Stored Model Parameters
Contains a table of matrices.
-
ModelParameters[1][I][J]: Value of matrix at row I and column J. The rows represent the clusters. The columns represent the features.
-
ModelParameters[2][I][1]: Value of matrix at row I. The rows represent the number of data points associated with each clusters.
Constructors
new()
Create new model object. If any of the arguments are nil, default argument values for that argument will be used.
KMeans.new(maximumNumberOfIterations: integer, numberOfClusters: integer, distanceFunction: string, mode: string, setInitialClustersOnDataPoints: boolean, setTheCentroidsDistanceFarthest: boolean): ModelObject
Parameters:
-
maximumNumberOfIterations: How many times should the model needed to be trained.
-
numberOfClusters: Number of clusters for model to train and predict on.
-
distanceFunction: The function that the model will use to train. distanceFunction available are:
-
Euclidean (Default)
-
Manhattan
-
Cosine
-
-
mode: The mode that the model will use to train its model parameters:
-
Hybrid (Default)
-
Batch
-
Sequential
-
-
setInitialClustersOnDataPoints: Set whether or not the model to create centroids on any data points.
-
setTheCentroidsDistanceFarthest: Set whether or not the model to create centroids that are furthest from each other. This can only take effect if the “setInitialClustersOnDataPoints” is set to true.
Returns:
- ModelObject: The generated model object.
Functions
setParameters()
Set model’s parameters. When any of the arguments are nil, previous argument values for that argument will be used.

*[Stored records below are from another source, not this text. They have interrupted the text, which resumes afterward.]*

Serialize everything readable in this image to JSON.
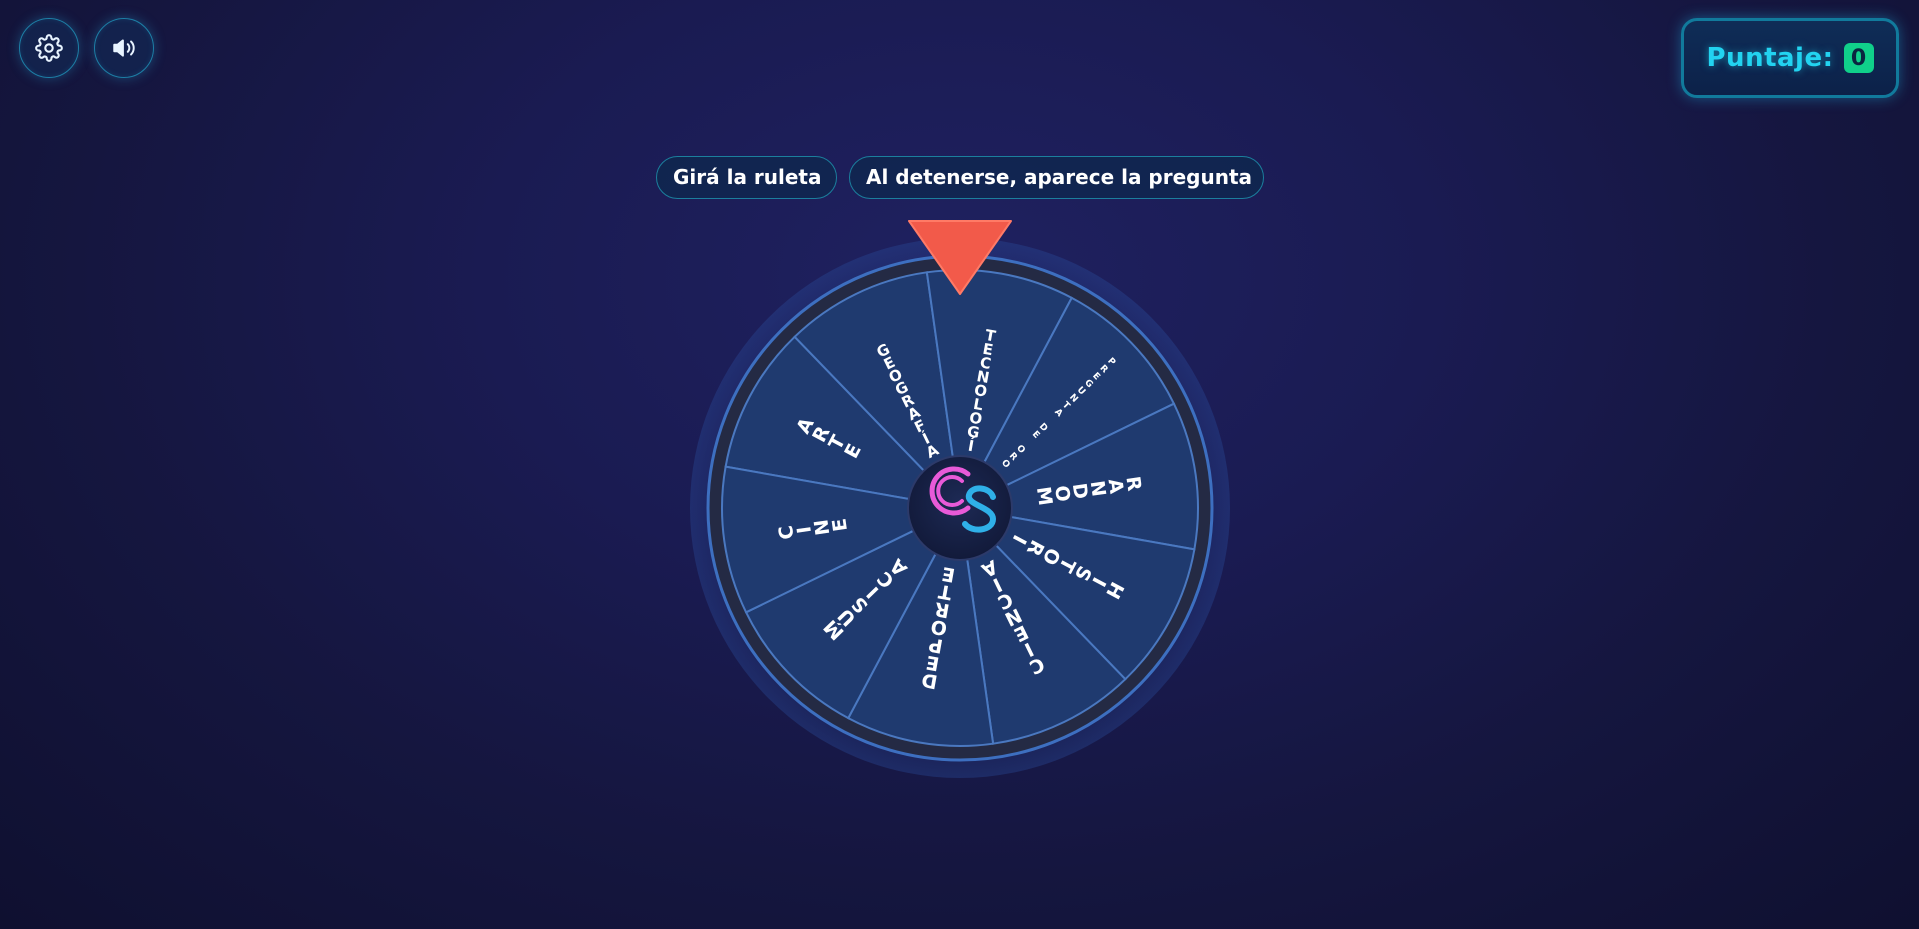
{
  "controls": {
    "settings_icon": "gear-icon",
    "sound_icon": "speaker-icon"
  },
  "score": {
    "label": "Puntaje:",
    "value": "0"
  },
  "instructions": {
    "step1": "Girá la ruleta",
    "step2": "Al detenerse, aparece la pregunta"
  },
  "wheel": {
    "segments": [
      {
        "label": "ARTE"
      },
      {
        "label": "GEOGRAFÍA"
      },
      {
        "label": "TECNOLOGÍA"
      },
      {
        "label": "PREGUNTA DE ORO"
      },
      {
        "label": "RANDOM"
      },
      {
        "label": "HISTORIA"
      },
      {
        "label": "CIENCIA"
      },
      {
        "label": "DEPORTES"
      },
      {
        "label": "MÚSICA"
      },
      {
        "label": "CINE"
      }
    ],
    "center_logo": "CS",
    "colors": {
      "segment": "#1f3a6f",
      "segment_border": "#4a78c0",
      "rim": "#2a2f4a",
      "pointer": "#f25a4a",
      "logo_c": "#e85ad8",
      "logo_s": "#2fb0e8"
    }
  },
  "colors": {
    "accent": "#22d3f0",
    "score_badge": "#10d08a"
  }
}
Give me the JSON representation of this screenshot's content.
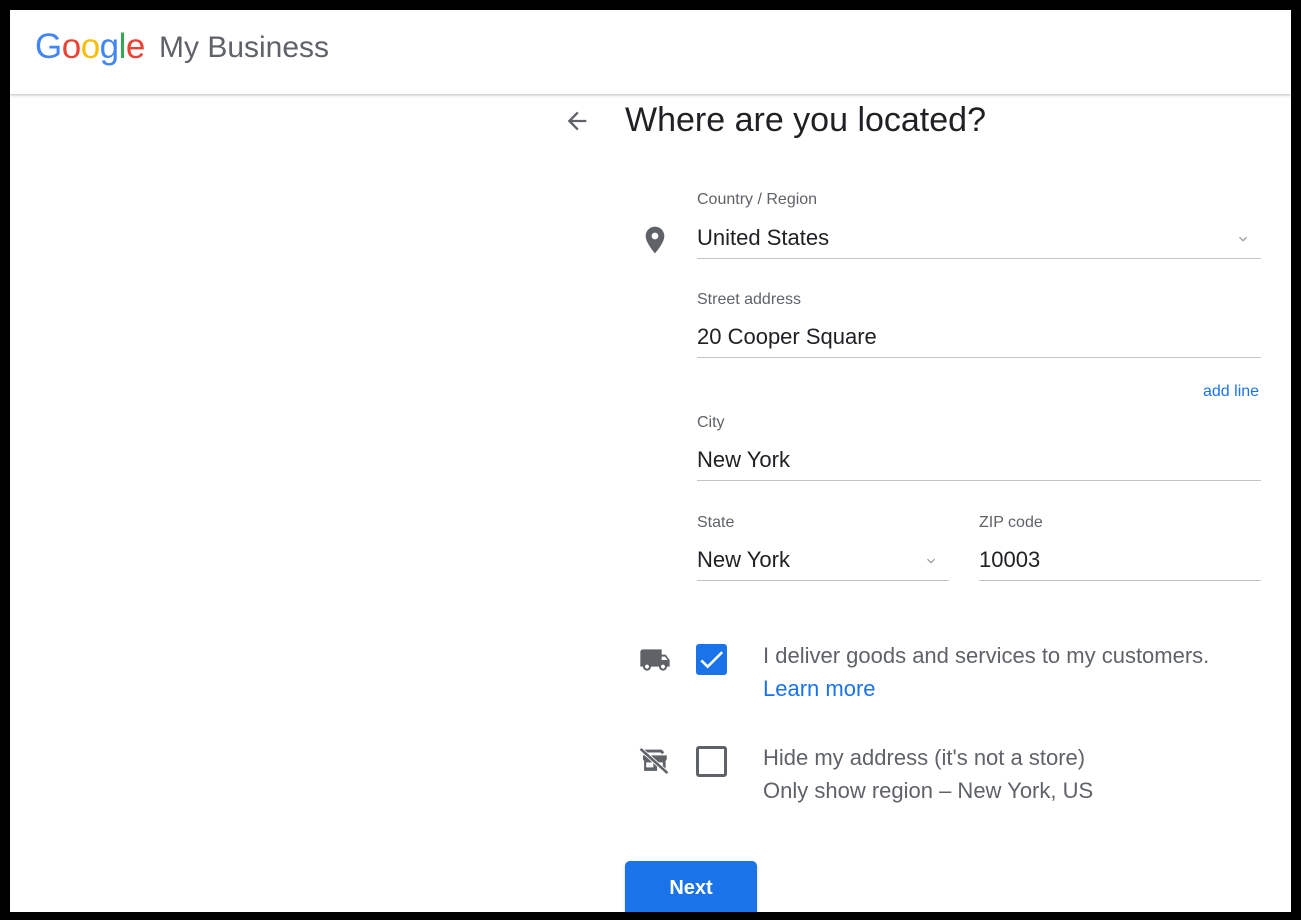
{
  "header": {
    "logo_letters": [
      {
        "char": "G",
        "color": "#4285f4"
      },
      {
        "char": "o",
        "color": "#ea4335"
      },
      {
        "char": "o",
        "color": "#fbbc05"
      },
      {
        "char": "g",
        "color": "#4285f4"
      },
      {
        "char": "l",
        "color": "#34a853"
      },
      {
        "char": "e",
        "color": "#ea4335"
      }
    ],
    "product_name": "My Business"
  },
  "page": {
    "back_icon": "arrow-back-icon",
    "title": "Where are you located?"
  },
  "form": {
    "location_icon": "location-pin-icon",
    "country": {
      "label": "Country / Region",
      "value": "United States",
      "icon": "chevron-down-icon"
    },
    "street": {
      "label": "Street address",
      "value": "20 Cooper Square"
    },
    "add_line": "add line",
    "city": {
      "label": "City",
      "value": "New York"
    },
    "state": {
      "label": "State",
      "value": "New York",
      "icon": "chevron-down-icon"
    },
    "zip": {
      "label": "ZIP code",
      "value": "10003"
    }
  },
  "options": {
    "deliver": {
      "icon": "delivery-truck-icon",
      "checked": true,
      "text": "I deliver goods and services to my customers.",
      "learn_more": "Learn more"
    },
    "hide_address": {
      "icon": "store-off-icon",
      "checked": false,
      "text": "Hide my address (it's not a store)",
      "subtext": "Only show region – New York, US"
    }
  },
  "actions": {
    "next_label": "Next"
  },
  "colors": {
    "accent": "#1a73e8",
    "text_primary": "#202124",
    "text_secondary": "#5f6368"
  }
}
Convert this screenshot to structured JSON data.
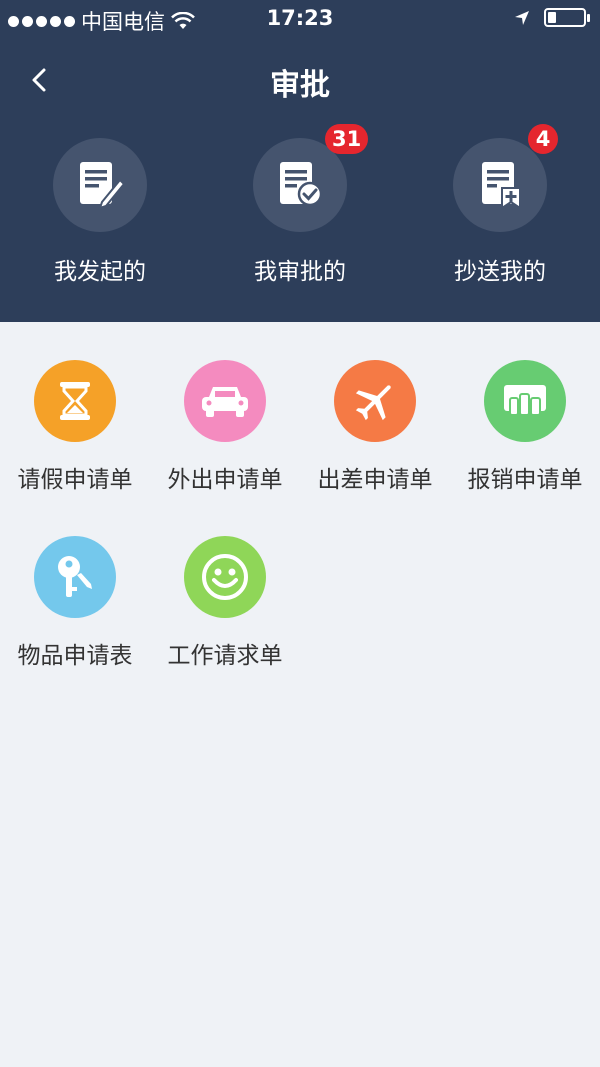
{
  "status_bar": {
    "carrier": "中国电信",
    "time": "17:23"
  },
  "nav": {
    "title": "审批"
  },
  "top_tabs": [
    {
      "label": "我发起的",
      "badge": "",
      "icon": "edit-document-icon"
    },
    {
      "label": "我审批的",
      "badge": "31",
      "icon": "approved-document-icon"
    },
    {
      "label": "抄送我的",
      "badge": "4",
      "icon": "cc-document-icon"
    }
  ],
  "apps": [
    {
      "label": "请假申请单",
      "icon": "hourglass-icon",
      "color": "#f5a128"
    },
    {
      "label": "外出申请单",
      "icon": "car-icon",
      "color": "#f48bbf"
    },
    {
      "label": "出差申请单",
      "icon": "airplane-icon",
      "color": "#f57a45"
    },
    {
      "label": "报销申请单",
      "icon": "reimbursement-icon",
      "color": "#67cc72"
    },
    {
      "label": "物品申请表",
      "icon": "key-icon",
      "color": "#74c8ec"
    },
    {
      "label": "工作请求单",
      "icon": "smiley-icon",
      "color": "#8fd658"
    }
  ],
  "colors": {
    "header_bg": "#2d3e5a",
    "page_bg": "#eff2f6",
    "badge": "#e5262e"
  }
}
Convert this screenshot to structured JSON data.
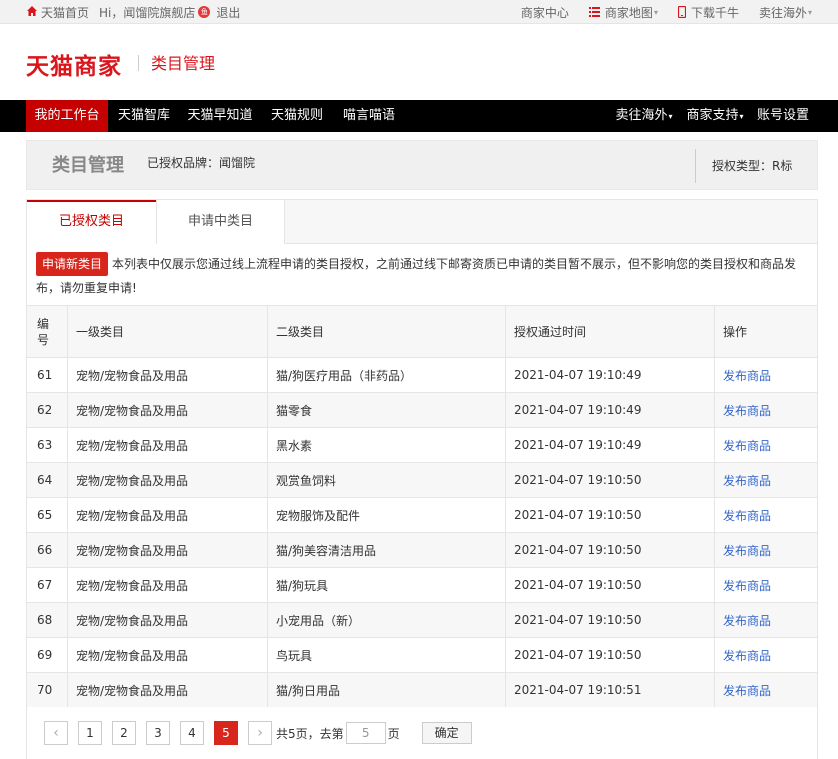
{
  "topbar": {
    "home": "天猫首页",
    "greeting": "Hi，闻馏院旗舰店",
    "badge": "鱼",
    "logout": "退出",
    "merchant_center": "商家中心",
    "merchant_map": "商家地图",
    "download": "下载千牛",
    "sell_overseas": "卖往海外"
  },
  "header": {
    "logo": "天猫商家",
    "subtitle": "类目管理"
  },
  "nav": {
    "items": [
      "我的工作台",
      "天猫智库",
      "天猫早知道",
      "天猫规则",
      "喵言喵语"
    ],
    "right_items": [
      "卖往海外",
      "商家支持",
      "账号设置"
    ]
  },
  "titlebar": {
    "title": "类目管理",
    "brand": "已授权品牌：闻馏院",
    "auth_type": "授权类型：R标"
  },
  "tabs": {
    "active": "已授权类目",
    "inactive": "申请中类目"
  },
  "notice": {
    "button": "申请新类目",
    "text": "本列表中仅展示您通过线上流程申请的类目授权，之前通过线下邮寄资质已申请的类目暂不展示，但不影响您的类目授权和商品发布，请勿重复申请!"
  },
  "table": {
    "headers": [
      "编号",
      "一级类目",
      "二级类目",
      "授权通过时间",
      "操作"
    ],
    "header_id_line1": "编",
    "header_id_line2": "号",
    "rows": [
      {
        "id": "61",
        "cat1": "宠物/宠物食品及用品",
        "cat2": "猫/狗医疗用品（非药品）",
        "time": "2021-04-07 19:10:49",
        "op": "发布商品"
      },
      {
        "id": "62",
        "cat1": "宠物/宠物食品及用品",
        "cat2": "猫零食",
        "time": "2021-04-07 19:10:49",
        "op": "发布商品"
      },
      {
        "id": "63",
        "cat1": "宠物/宠物食品及用品",
        "cat2": "黑水素",
        "time": "2021-04-07 19:10:49",
        "op": "发布商品"
      },
      {
        "id": "64",
        "cat1": "宠物/宠物食品及用品",
        "cat2": "观赏鱼饲料",
        "time": "2021-04-07 19:10:50",
        "op": "发布商品"
      },
      {
        "id": "65",
        "cat1": "宠物/宠物食品及用品",
        "cat2": "宠物服饰及配件",
        "time": "2021-04-07 19:10:50",
        "op": "发布商品"
      },
      {
        "id": "66",
        "cat1": "宠物/宠物食品及用品",
        "cat2": "猫/狗美容清洁用品",
        "time": "2021-04-07 19:10:50",
        "op": "发布商品"
      },
      {
        "id": "67",
        "cat1": "宠物/宠物食品及用品",
        "cat2": "猫/狗玩具",
        "time": "2021-04-07 19:10:50",
        "op": "发布商品"
      },
      {
        "id": "68",
        "cat1": "宠物/宠物食品及用品",
        "cat2": "小宠用品（新）",
        "time": "2021-04-07 19:10:50",
        "op": "发布商品"
      },
      {
        "id": "69",
        "cat1": "宠物/宠物食品及用品",
        "cat2": "鸟玩具",
        "time": "2021-04-07 19:10:50",
        "op": "发布商品"
      },
      {
        "id": "70",
        "cat1": "宠物/宠物食品及用品",
        "cat2": "猫/狗日用品",
        "time": "2021-04-07 19:10:51",
        "op": "发布商品"
      }
    ]
  },
  "pagination": {
    "prev": "‹",
    "next": "›",
    "pages": [
      "1",
      "2",
      "3",
      "4",
      "5"
    ],
    "current": "5",
    "total_text": "共5页，去第",
    "page_suffix": "页",
    "input_value": "5",
    "go": "确定"
  },
  "colors": {
    "brand_red": "#d9161c",
    "nav_bg": "#000000",
    "nav_active": "#c40000",
    "link_blue": "#3366cc"
  }
}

KMeans:setParameters(maximumNumberOfIterations: integer, numberOfClusters: integer, distanceFunction: string, mode: string, setInitialClustersOnDataPoints: boolean, setTheCentroidsDistanceFarthest: boolean)
Parameters:
-
maximumNumberOfIterations: How many times should the model needed to be trained.
-
numberOfClusters: Number of clusters for model to train and predict on.
-
distanceFunction: The function that the model will use to train. distanceFunction available are:
-
Euclidean
-
Manhattan
-
Cosine
-
-
mode: The mode that the model will use to train its model parameters:
-
Hybrid (Default)
-
Batch
-
Sequential
-
-
setInitialClustersOnDataPoints: Set whether or not the model to create centroids on any data points.
-
setTheCentroidsDistanceFarthest: Set whether or not the model to create centroids that are furthest from each other. This can only take effect if the “setInitialClustersOnDataPoints” is set to true.
train()
Train the model.
KMeans:train(featureMatrix: Matrix)
Parameters:
- featureMatrix: Matrix containing all data.
Returns:
- costArray: An array containing cost values.
predict()
Predict which clusters does it belong to for a given data.
KMeans:predict(featureMatrix: Matrix, returnOriginalOutput: boolean): Matrix, Matrix -OR- Matrix
Parameters:
-
featureMatrix: Matrix containing data.
-
returnOriginalOutput: Set whether or not to return distance matrix instead of clusterNumberVector and closestDistanceVector.
Returns:
-
clusterNumberVector: A vector containing which cluster that the data belongs to.
-
closestDistanceVector: A vector containing the closest distance between the datapoint and the center of the cluster (centroids).
-OR-
- distanceMatrix: A matrix containing data-cluster pair distance.